The art of listening

The art of listening

I recently interviewed several CEOs for a film we are producing, “The Power of Advice.” One of the themes that came out of those discussions was the importance of good listening skills. 

In the view of many, listening is becoming a lost art. In an effort to be more efficient and technology-savvy, people are spending less time face-to-face. This is impeding listening capabilities. Most professional negotiators will tell you that you can learn invaluable information about a situation through situational and non-verbal cues. Unfortunately, email can’t replace context, tone, attitude, posture and many other nuances of listening. 

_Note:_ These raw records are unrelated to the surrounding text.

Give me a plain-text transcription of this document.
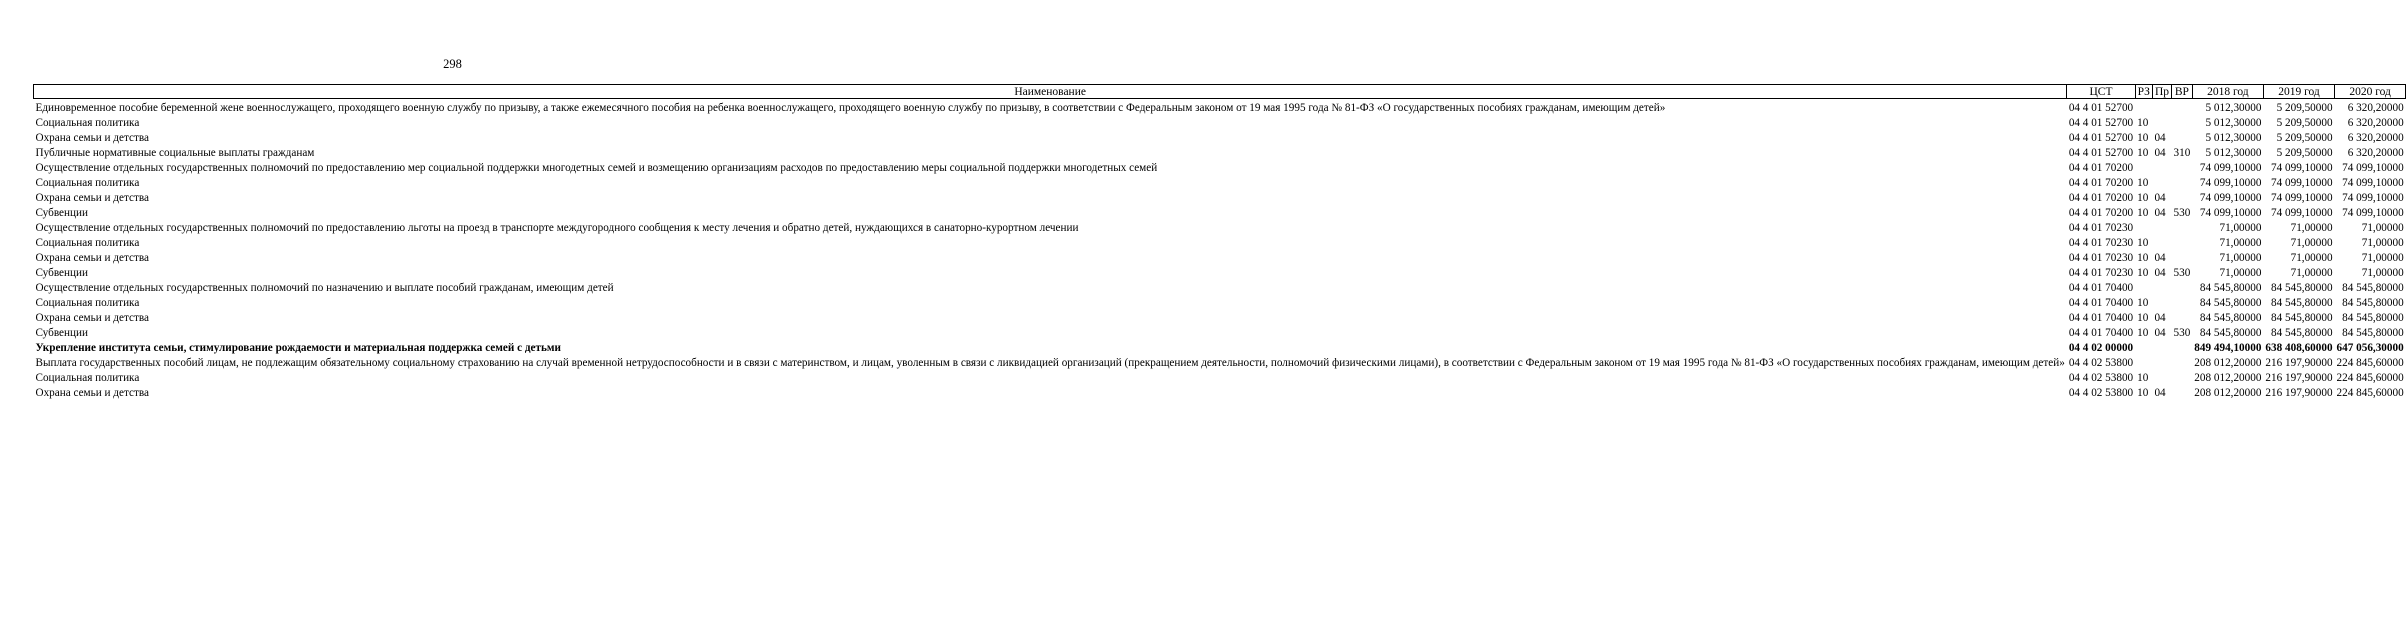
298
Наименование	ЦСТ	РЗ	Пр	ВР	2018 год	2019 год	2020 год
Единовременное пособие беременной жене военнослужащего, проходящего военную службу по призыву, а также ежемесячного пособия на ребенка военнослужащего, проходящего военную службу по призыву, в соответствии с Федеральным законом от 19 мая 1995 года № 81-ФЗ «О государственных пособиях гражданам, имеющим детей»	04 4 01 52700				5 012,30000	5 209,50000	6 320,20000
Социальная политика	04 4 01 52700	10			5 012,30000	5 209,50000	6 320,20000
Охрана семьи и детства	04 4 01 52700	10	04		5 012,30000	5 209,50000	6 320,20000
Публичные нормативные социальные выплаты гражданам	04 4 01 52700	10	04	310	5 012,30000	5 209,50000	6 320,20000
Осуществление отдельных государственных полномочий по предоставлению мер социальной поддержки многодетных семей и возмещению организациям расходов по предоставлению меры социальной поддержки многодетных семей	04 4 01 70200				74 099,10000	74 099,10000	74 099,10000
Социальная политика	04 4 01 70200	10			74 099,10000	74 099,10000	74 099,10000
Охрана семьи и детства	04 4 01 70200	10	04		74 099,10000	74 099,10000	74 099,10000
Субвенции	04 4 01 70200	10	04	530	74 099,10000	74 099,10000	74 099,10000
Осуществление отдельных государственных полномочий по предоставлению льготы на проезд в транспорте междугородного сообщения к месту лечения и обратно детей, нуждающихся в санаторно-курортном лечении	04 4 01 70230				71,00000	71,00000	71,00000
Социальная политика	04 4 01 70230	10			71,00000	71,00000	71,00000
Охрана семьи и детства	04 4 01 70230	10	04		71,00000	71,00000	71,00000
Субвенции	04 4 01 70230	10	04	530	71,00000	71,00000	71,00000
Осуществление отдельных государственных полномочий по назначению и выплате пособий гражданам, имеющим детей	04 4 01 70400				84 545,80000	84 545,80000	84 545,80000
Социальная политика	04 4 01 70400	10			84 545,80000	84 545,80000	84 545,80000
Охрана семьи и детства	04 4 01 70400	10	04		84 545,80000	84 545,80000	84 545,80000
Субвенции	04 4 01 70400	10	04	530	84 545,80000	84 545,80000	84 545,80000
Укрепление института семьи, стимулирование рождаемости и материальная поддержка семей с детьми	04 4 02 00000				849 494,10000	638 408,60000	647 056,30000
Выплата государственных пособий лицам, не подлежащим обязательному социальному страхованию на случай временной нетрудоспособности и в связи с материнством, и лицам, уволенным в связи с ликвидацией организаций (прекращением деятельности, полномочий физическими лицами), в соответствии с Федеральным законом от 19 мая 1995 года № 81-ФЗ «О государственных пособиях гражданам, имеющим детей»	04 4 02 53800				208 012,20000	216 197,90000	224 845,60000
Социальная политика	04 4 02 53800	10			208 012,20000	216 197,90000	224 845,60000
Охрана семьи и детства	04 4 02 53800	10	04		208 012,20000	216 197,90000	224 845,60000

I recommend the following:

  • Educate yourself on the art of listening. Many books and CDs are available on the subject.
  • Practice makes perfect. Get used to asking questions and then intently listening.
  • Prepare for meetings and understand what your non-verbal cues are saying.
  • Don’t “show up and throw up” at meetings. No one really wants to hear your life story.
  • Find common ground and common interests. That drives real conversation.
  • When actively listening, don’t get distracted by others or your technology.
  • Turn off your computer and smart phone at certain times and on certain days. Connect with people the old-fashioned way: talk to them.
  • Keep an open mind when listening. Closing off is the fastest way of shutting down a conversation before the good stuff comes out.
  • Embrace the silence in a conversation. Many people are afraid of silence and just start talking to fill the gap. Resist the temptation. Think before speaking.
  • Recap your conversation and agree on follow-up and timing.